Writing a bill for your state legislature is one way for concerned citizens or groups to have a direct impact on government. While citizens or organizations cannot introduce a bill — only a legislator can do that — writing a bill is a good way to begin the legislative process. What you write can affect the way state senators or representatives make decisions. The more preparation you put into a bill before presenting it to legislators that you want to sponsor it, the more likely they will be to help with your cause.
Research any previous legislation on the issue that is the subject of your bill. This could include laws in your own state, laws in other states, and federal laws regarding similar issues. For example, a law in one state banning the sale of fireworks might be a model for a similar law in your state. If you do find laws in other states similar to the law you want, try to find out how effective such laws have been.
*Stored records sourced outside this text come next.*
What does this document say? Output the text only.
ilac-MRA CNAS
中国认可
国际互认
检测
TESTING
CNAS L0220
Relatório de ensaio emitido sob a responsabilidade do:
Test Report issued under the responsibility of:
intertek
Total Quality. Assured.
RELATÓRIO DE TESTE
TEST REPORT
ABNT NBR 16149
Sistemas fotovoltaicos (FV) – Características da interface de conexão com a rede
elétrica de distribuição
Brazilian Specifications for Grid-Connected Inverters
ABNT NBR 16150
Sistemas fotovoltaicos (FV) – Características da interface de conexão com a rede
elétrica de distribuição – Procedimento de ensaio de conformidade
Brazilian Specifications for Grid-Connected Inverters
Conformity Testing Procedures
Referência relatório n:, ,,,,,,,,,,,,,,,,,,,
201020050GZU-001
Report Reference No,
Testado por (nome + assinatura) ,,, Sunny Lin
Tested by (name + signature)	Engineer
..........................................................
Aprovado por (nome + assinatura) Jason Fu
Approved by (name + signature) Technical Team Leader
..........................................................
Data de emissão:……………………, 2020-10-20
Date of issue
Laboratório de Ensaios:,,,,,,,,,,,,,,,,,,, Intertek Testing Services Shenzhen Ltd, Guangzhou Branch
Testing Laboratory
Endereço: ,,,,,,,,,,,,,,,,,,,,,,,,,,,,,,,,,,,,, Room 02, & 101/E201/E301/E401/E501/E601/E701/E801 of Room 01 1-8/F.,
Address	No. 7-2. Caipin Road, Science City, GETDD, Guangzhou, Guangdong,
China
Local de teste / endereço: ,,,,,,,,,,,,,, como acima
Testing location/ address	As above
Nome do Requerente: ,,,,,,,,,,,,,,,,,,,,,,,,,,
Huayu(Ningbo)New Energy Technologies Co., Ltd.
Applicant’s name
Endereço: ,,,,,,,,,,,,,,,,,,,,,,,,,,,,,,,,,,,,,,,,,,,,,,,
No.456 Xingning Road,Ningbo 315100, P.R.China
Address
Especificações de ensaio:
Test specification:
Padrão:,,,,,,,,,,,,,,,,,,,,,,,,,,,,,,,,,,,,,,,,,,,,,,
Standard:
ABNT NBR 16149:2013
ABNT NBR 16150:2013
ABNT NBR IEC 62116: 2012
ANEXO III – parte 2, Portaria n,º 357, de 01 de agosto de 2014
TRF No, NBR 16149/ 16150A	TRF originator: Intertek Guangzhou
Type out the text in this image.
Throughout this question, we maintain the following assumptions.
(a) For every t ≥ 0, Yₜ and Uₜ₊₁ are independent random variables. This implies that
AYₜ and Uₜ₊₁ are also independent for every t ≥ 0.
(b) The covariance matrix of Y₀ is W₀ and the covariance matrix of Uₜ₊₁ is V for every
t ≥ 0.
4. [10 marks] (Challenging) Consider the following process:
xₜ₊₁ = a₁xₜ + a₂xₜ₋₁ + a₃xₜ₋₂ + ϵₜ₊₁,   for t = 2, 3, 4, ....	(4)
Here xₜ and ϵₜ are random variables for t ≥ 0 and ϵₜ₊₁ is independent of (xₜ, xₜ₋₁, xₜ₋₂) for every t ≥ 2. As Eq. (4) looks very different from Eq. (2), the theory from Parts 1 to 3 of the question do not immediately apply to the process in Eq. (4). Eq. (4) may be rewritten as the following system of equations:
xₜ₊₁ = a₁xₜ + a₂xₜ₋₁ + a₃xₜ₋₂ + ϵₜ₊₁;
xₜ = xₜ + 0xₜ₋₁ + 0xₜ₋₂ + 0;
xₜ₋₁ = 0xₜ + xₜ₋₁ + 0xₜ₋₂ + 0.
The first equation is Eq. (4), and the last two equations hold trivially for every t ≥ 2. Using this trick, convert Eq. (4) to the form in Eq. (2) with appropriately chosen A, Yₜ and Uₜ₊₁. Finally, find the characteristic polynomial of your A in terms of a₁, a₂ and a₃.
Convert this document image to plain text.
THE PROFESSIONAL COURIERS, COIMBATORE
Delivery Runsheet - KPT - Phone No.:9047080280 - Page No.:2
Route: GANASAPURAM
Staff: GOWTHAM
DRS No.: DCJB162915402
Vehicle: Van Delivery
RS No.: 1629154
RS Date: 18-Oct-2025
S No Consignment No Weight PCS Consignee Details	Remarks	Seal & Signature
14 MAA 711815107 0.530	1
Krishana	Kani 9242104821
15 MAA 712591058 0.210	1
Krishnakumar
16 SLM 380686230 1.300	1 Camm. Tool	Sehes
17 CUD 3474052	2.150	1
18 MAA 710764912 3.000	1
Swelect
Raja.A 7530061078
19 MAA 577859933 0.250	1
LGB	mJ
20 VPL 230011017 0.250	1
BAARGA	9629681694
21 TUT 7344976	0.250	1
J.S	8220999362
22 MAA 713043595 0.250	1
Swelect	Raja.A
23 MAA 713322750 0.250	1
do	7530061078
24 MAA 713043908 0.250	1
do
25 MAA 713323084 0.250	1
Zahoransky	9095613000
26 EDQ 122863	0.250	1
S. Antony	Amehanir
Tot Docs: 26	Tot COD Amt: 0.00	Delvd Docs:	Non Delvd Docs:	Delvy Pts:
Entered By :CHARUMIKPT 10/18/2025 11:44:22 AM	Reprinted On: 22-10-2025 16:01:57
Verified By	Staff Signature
Look up background information pertaining to your issue. For example, if you wanted to write a bill to provide incentives for keeping businesses in the state, relevant background information might include unemployment rates, corporate taxes and data about businesses moving out of the state.
Contact several lawmakers who might be willing to sponsor your bill. In state legislatures, many bills that are introduced never even get voted on by either of two houses of the legislature. Many bills never get out of committee and get to the floor of either house. The more sponsors you can get, the better the chances that the bill will be treated seriously, recommended by committees, put to a vote by the full state Senate and the full lower house (which in most states in called the House of Representatives) and passed into law.
Begin the bill with a preamble, briefly explaining the reasons behind the bill. Since a bill should be presented as a legal document, clauses should begin with "Whereas," followed by the reason.
Write the body of the bill. This should be broken into sections, with each section outlining a specific provision of the bill. For example, the first section might be the name of the bill, and each section that follows it would be a single piece of the bill.
Finish the bill with an enactment clause, which can be a section of the body of the bill. This states when the bill would take effect if it is passed.
Before you start writing your bill, get some copies of existing bills before the legislature to give you some ideas on how to structure you bill and what sort of wording to use.
Before offering your bill to potential sponsors, you might want to show it to someone who knows a lot about the legislative process and who knows a lot about your state legislature. Such a person should be able to give you helpful advice.